One thing is clear - big drug busts in the region are becoming more common.
Over the past three months, Indian and foreign police sources said larger than usual amounts of high-purity cocaine carried mainly by South American and African drug mules have been seized in India.
Multi-kilo hauls have also turned up in Kathmandu.
The seizures point to South Asia's role as a possible transhipment hub, as highly organised gangs, possibly from Latin America, look to hide their tracks to U.S. and European markets by taking advantage of soft security at the region's ports.
Like other global businesses, groups such as Mexico's Sinaloa or Pacific Cartel also see Asia as a growth market, and have turned up in Australia, Hong Kong and the Philippines in recent years.
The United Nations believes more cocaine is moving through South Asia undetected.
"This is a huge wake-up call," said Cristina Albertin, the South Asia representative for the United Nation's Office on Drugs and Crime (UNODC), referring to the Bangladesh bust.

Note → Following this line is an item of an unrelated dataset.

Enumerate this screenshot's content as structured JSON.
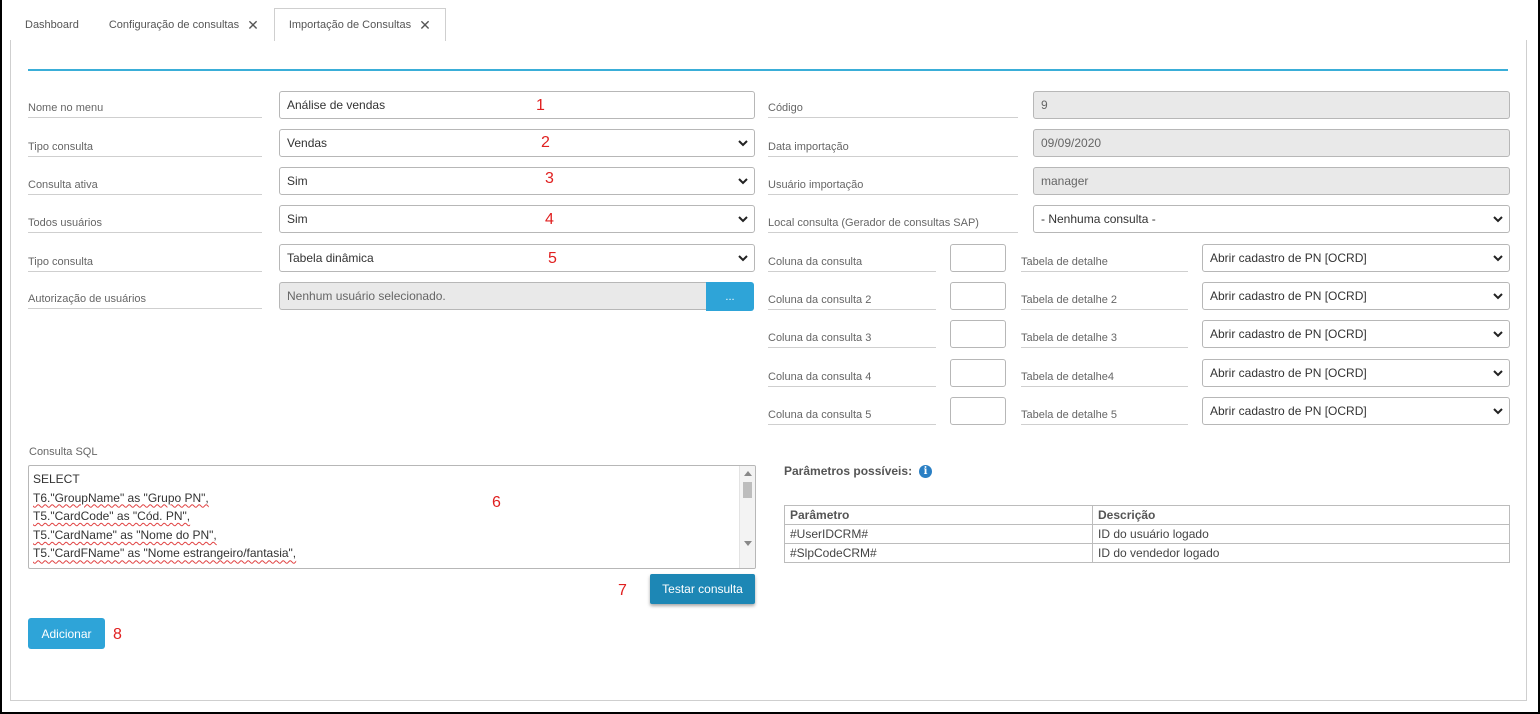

Up until now, much of counter-narcotics agencies' work in the region was focused on the smuggling of heroin and synthetic drugs and especially on Afghanistan, which produces some 90 percent of the world's illicit opiates.
The recent hauls of cocaine have taken them by surprise.

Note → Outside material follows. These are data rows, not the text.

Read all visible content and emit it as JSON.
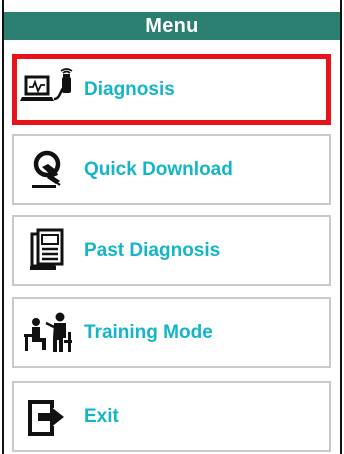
{
  "menu": {
    "title": "Menu",
    "items": [
      {
        "label": "Diagnosis",
        "icon": "diagnosis-laptop-icon",
        "selected": true
      },
      {
        "label": "Quick Download",
        "icon": "quick-download-icon",
        "selected": false
      },
      {
        "label": "Past Diagnosis",
        "icon": "past-diagnosis-document-icon",
        "selected": false
      },
      {
        "label": "Training Mode",
        "icon": "training-mode-icon",
        "selected": false
      },
      {
        "label": "Exit",
        "icon": "exit-icon",
        "selected": false
      }
    ]
  },
  "colors": {
    "title_bar": "#2a7f70",
    "title_text": "#ffffff",
    "label_text": "#14b5c8",
    "selected_border": "#e8141b",
    "item_border": "#c9c9c9"
  }
}
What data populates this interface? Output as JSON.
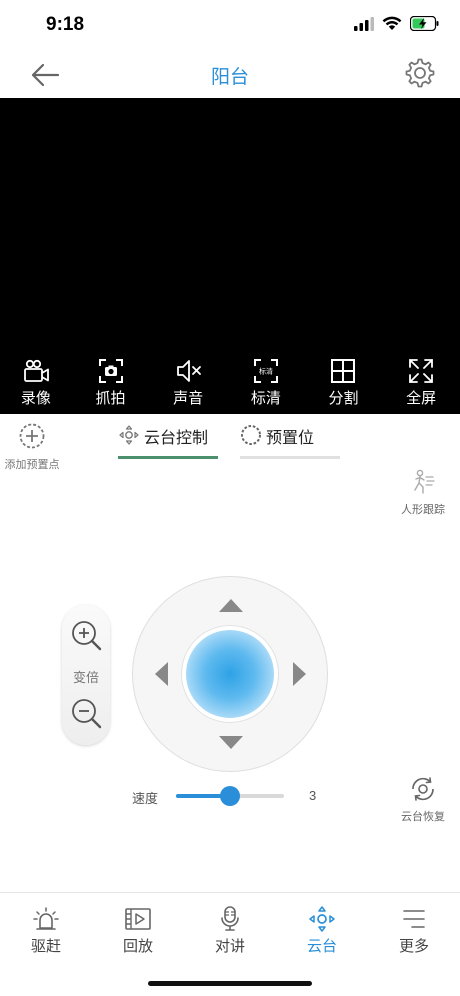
{
  "status_bar": {
    "time": "9:18"
  },
  "header": {
    "title": "阳台"
  },
  "video_toolbar": [
    {
      "label": "录像",
      "icon": "video-record-icon"
    },
    {
      "label": "抓拍",
      "icon": "camera-snapshot-icon"
    },
    {
      "label": "声音",
      "icon": "speaker-muted-icon"
    },
    {
      "label": "标清",
      "icon": "quality-sd-icon",
      "badge": "标清"
    },
    {
      "label": "分割",
      "icon": "split-grid-icon"
    },
    {
      "label": "全屏",
      "icon": "fullscreen-icon"
    }
  ],
  "preset": {
    "add_label": "添加预置点"
  },
  "tabs": [
    {
      "label": "云台控制",
      "active": true
    },
    {
      "label": "预置位",
      "active": false
    }
  ],
  "side_actions": {
    "human_tracking": "人形跟踪",
    "ptz_reset": "云台恢复"
  },
  "zoom": {
    "label": "变倍"
  },
  "speed": {
    "label": "速度",
    "value": "3",
    "fraction": 0.5
  },
  "bottom_nav": [
    {
      "label": "驱赶",
      "icon": "alarm-light-icon",
      "active": false
    },
    {
      "label": "回放",
      "icon": "playback-film-icon",
      "active": false
    },
    {
      "label": "对讲",
      "icon": "microphone-icon",
      "active": false
    },
    {
      "label": "云台",
      "icon": "ptz-icon",
      "active": true
    },
    {
      "label": "更多",
      "icon": "more-menu-icon",
      "active": false
    }
  ],
  "colors": {
    "accent": "#2a8fd8",
    "tab_active": "#4b8f6c",
    "video_bg": "#000000"
  }
}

The UNODC has been training port officials in Chittagong on how to better follow paper trails that help spot suspicious cargos and gave officials drug testing kits.
But the kits were adapted to the region and so didn't have the test for cocaine. "Now we will also have to give them that," Albertin said.
GROWING MARKET
Cocaine use, while still low compared to Europe and North America, is on the rise among newly wealthy party-goers in the top cities of Asia's fast growing economies.

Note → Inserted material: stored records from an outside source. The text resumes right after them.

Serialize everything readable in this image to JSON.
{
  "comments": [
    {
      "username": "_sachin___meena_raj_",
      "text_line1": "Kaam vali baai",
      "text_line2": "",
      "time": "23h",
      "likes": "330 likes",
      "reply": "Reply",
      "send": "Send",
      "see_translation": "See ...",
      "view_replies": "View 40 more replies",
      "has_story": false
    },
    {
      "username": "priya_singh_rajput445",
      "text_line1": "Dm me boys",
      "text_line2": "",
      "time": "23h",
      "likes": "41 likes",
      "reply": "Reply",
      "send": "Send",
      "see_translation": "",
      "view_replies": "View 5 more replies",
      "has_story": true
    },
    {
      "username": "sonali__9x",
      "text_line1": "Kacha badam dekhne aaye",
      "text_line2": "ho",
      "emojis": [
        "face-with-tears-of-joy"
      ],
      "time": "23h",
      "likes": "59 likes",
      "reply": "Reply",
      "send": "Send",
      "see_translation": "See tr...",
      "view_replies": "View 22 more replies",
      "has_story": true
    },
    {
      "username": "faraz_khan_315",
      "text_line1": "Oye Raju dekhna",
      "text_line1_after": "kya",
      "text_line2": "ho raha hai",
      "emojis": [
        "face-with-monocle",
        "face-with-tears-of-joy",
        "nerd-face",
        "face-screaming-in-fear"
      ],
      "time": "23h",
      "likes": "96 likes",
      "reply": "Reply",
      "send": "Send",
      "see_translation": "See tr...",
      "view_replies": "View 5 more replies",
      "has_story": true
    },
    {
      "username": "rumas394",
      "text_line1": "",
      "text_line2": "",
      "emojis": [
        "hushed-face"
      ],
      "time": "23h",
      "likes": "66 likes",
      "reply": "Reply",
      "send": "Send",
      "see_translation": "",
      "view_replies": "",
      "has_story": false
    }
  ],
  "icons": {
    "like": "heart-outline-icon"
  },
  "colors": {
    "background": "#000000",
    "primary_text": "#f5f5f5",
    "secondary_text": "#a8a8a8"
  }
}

"Latin American drug trafficking organizations, those who are well structured, are now looking for new markets, particularly for their cocaine and methamphetamine production," said Antonio Mazzitelli, the UNODC representative in Mexico.
"Asia is that market nowadays," he said.
In India, drug seizures almost tripled between 2009 and 2013, data from India's Narcotic Bureau shows. They dipped last year, but have been increasing in recent months.
One Peruvian man, for example, caught in June with a kilo hidden in his suitcase had previously visited India four times.
The drugs appear to be for local use in cities such as Bengalaru, Delhi and Mumbai, according to police reports.
CIRCUITOUS ROUTE
Early in May, acting on a tip off from British intelligence, Bangladeshi customs agents seized 107 blue plastic barrels of sunflower oil from a container in the country's busiest port.
Officials estimate that between 60 and 100 kilos of cocaine were mixed into the oil.
The cocaine likely hails from land-locked Bolivia, listed as the source country for the sunflower oil and a leading cocaine producer.
It was shipped from Uruguay to Singapore on March 30 in a container that Bangladeshi police say was owned by a company called South Freight Logistics.
The container was then transferred to a smaller ship that sailed to Chittagong.
A number listed for South Freight Logistics did not appear to be working and the company did not respond to requests for comment for this article.